Date: 2004-11-05 12:19 pm (UTC)
From: [identity profile] nickink.livejournal.com
Many of the examples you give of how Japan "collapses binaries" ring true for my experience of Korea too. Certainly in terms of old and new, high and low, natural and artificial, even worthlesness and pride. Over the years I've spent in Korea (or I should say, Seoul, as there is a difference), I've always thought of these things in terms of paradoxes.

1
Koreans' self-perception is that of a super-friendly people, and it is true that onve relationships are established, they are good for a long long time (is that different in other cultures ??), yet the lack of personal interaction between strangers is glaring to an outsider. Some people argue that it stems from the rapid adjustment from living in small communities to a 15-million strong city. To be on speaking terms with someone meant a serious commitment, and so, suddenly overrun by modern life, Koreans have circumnavigated the potential problem of keeping up with their complicated mental ledger of social debtors and creditors by ignoring everyone.

2.
Koreans pride themselves on their Confucian respect for elders, enthusiastically leaping up from their bus-seats to let someone three years older sit down, and yet the 'silver generation' are left to wither away with neither job opportunities nor social security.

3.
America really is universally reviled by Koreans under 40 (and quite a few over), while the same people unironically submerge themselves in Starbucks, Tommy Hilfiger, Macdonalds and Jennifer Aniston.

4.
Whilst the received wisdom of a country united through struggle and notions of brotherhood and community are taught in every school, Koreans will also tell you how they envy the Japanese capacity to operate collectively. A kind of inner rebellion rubs against an outward obedience.

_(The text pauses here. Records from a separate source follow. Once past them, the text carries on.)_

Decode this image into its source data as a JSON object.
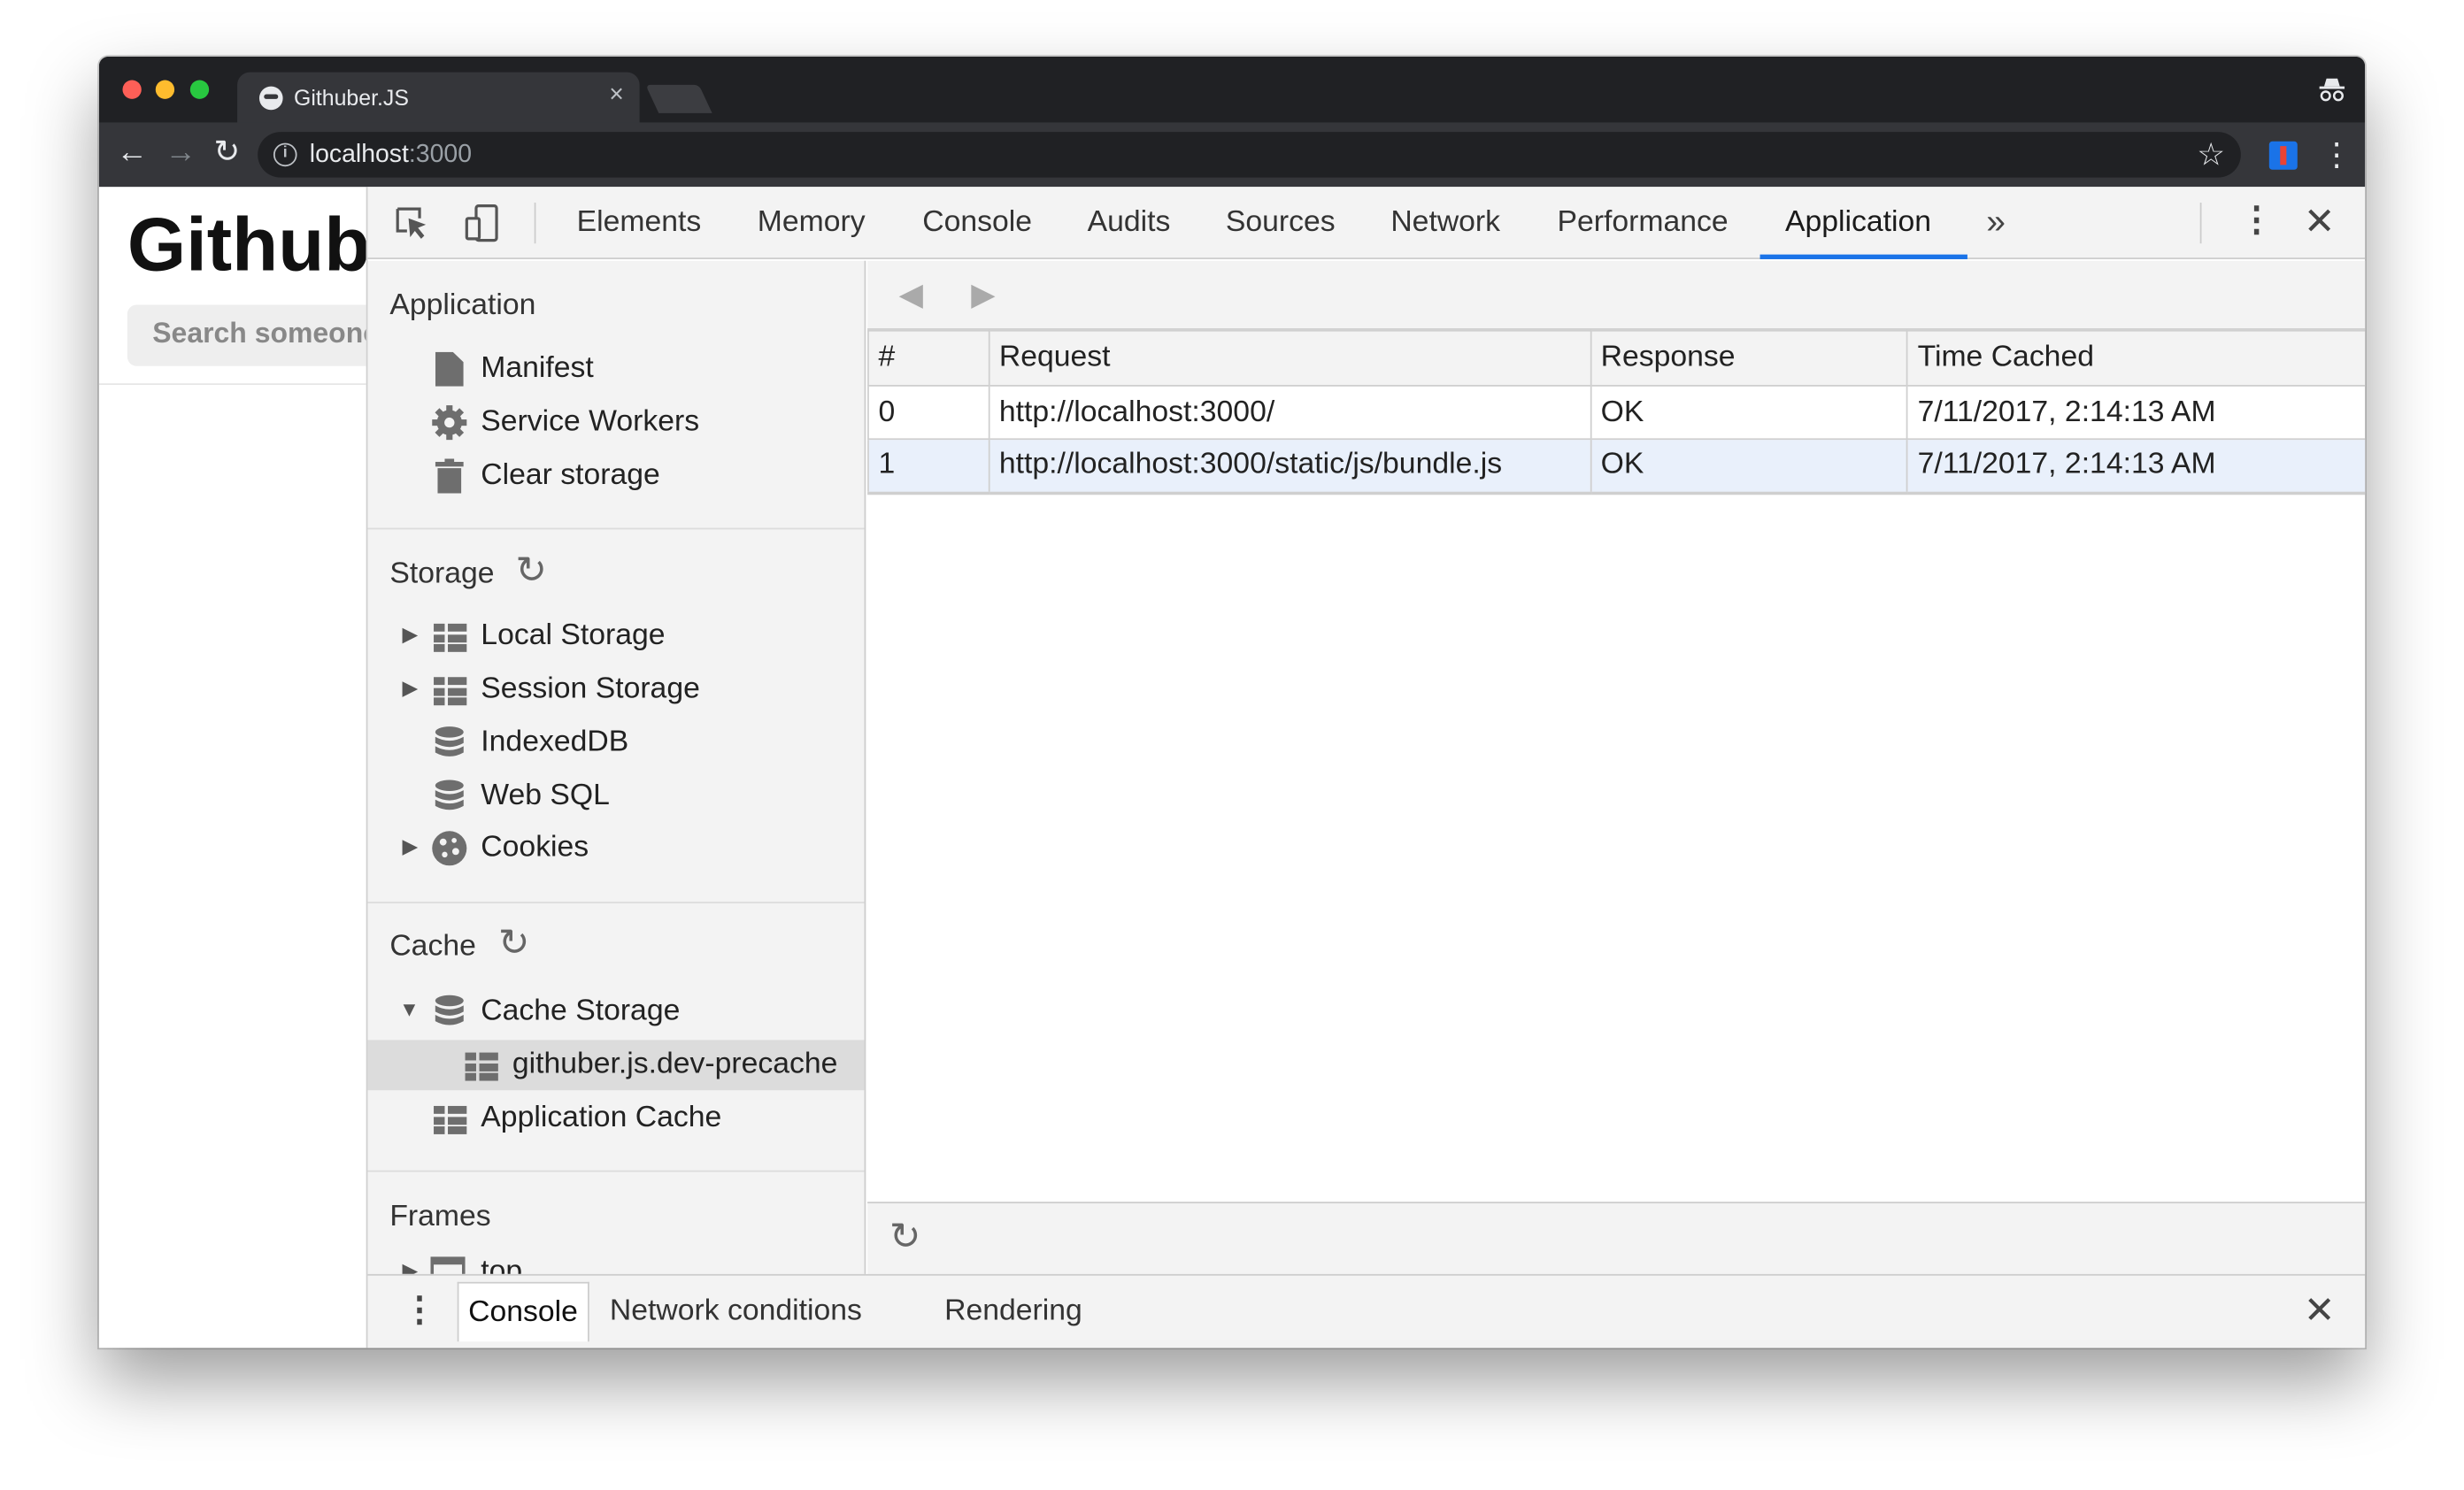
{
  "browser": {
    "tab_title": "Githuber.JS",
    "tab_close": "×",
    "url_host": "localhost",
    "url_port": ":3000",
    "back_glyph": "←",
    "forward_glyph": "→",
    "reload_glyph": "↻",
    "star_glyph": "☆",
    "menu_glyph": "⋮"
  },
  "page": {
    "title": "Githuber.JS",
    "search_placeholder": "Search someone..."
  },
  "devtools": {
    "tabs": [
      "Elements",
      "Memory",
      "Console",
      "Audits",
      "Sources",
      "Network",
      "Performance",
      "Application"
    ],
    "active_tab": "Application",
    "more_glyph": "»",
    "kebab_glyph": "⋮",
    "close_glyph": "✕",
    "accent_color": "#1a73e8"
  },
  "sidebar": {
    "application": {
      "title": "Application",
      "items": [
        "Manifest",
        "Service Workers",
        "Clear storage"
      ]
    },
    "storage": {
      "title": "Storage",
      "items": [
        "Local Storage",
        "Session Storage",
        "IndexedDB",
        "Web SQL",
        "Cookies"
      ]
    },
    "cache": {
      "title": "Cache",
      "cache_storage": "Cache Storage",
      "cache_entry": "githuber.js.dev-precache",
      "application_cache": "Application Cache"
    },
    "frames": {
      "title": "Frames",
      "first_item": "top"
    }
  },
  "cache_table": {
    "columns": [
      "#",
      "Request",
      "Response",
      "Time Cached"
    ],
    "rows": [
      [
        "0",
        "http://localhost:3000/",
        "OK",
        "7/11/2017, 2:14:13 AM"
      ],
      [
        "1",
        "http://localhost:3000/static/js/bundle.js",
        "OK",
        "7/11/2017, 2:14:13 AM"
      ]
    ],
    "selected_row_color": "#e9f0fb"
  },
  "drawer": {
    "tabs": [
      "Console",
      "Network conditions",
      "Rendering"
    ],
    "active_tab": "Console",
    "close_glyph": "✕",
    "kebab_glyph": "⋮"
  }
}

Like most visitors to this country, I experience wildly ambivalent emotions about it. The standard experience seems to be a first year love-affair, followed by a second in which all the flaws reveal themselves in exaggerated form, until resolution, acceptance and harmony are restored in the third. Well, I've been here over five years now and while I have my quiet moans, my overwhelming feeling is that I am priveleged to have spent so much time here.

(no subject)

Date: 2004-11-05 05:07 pm (UTC)
From: [identity profile] 33mhz.livejournal.com
#2 is really interesting. Confucianism was obviously a huge force in Japan for centuries, but my Japanese teacher was commenting yesterday that people in the US are more likely to give up their seats on the bus for the elderly or handicapped than those riding trains in Japan.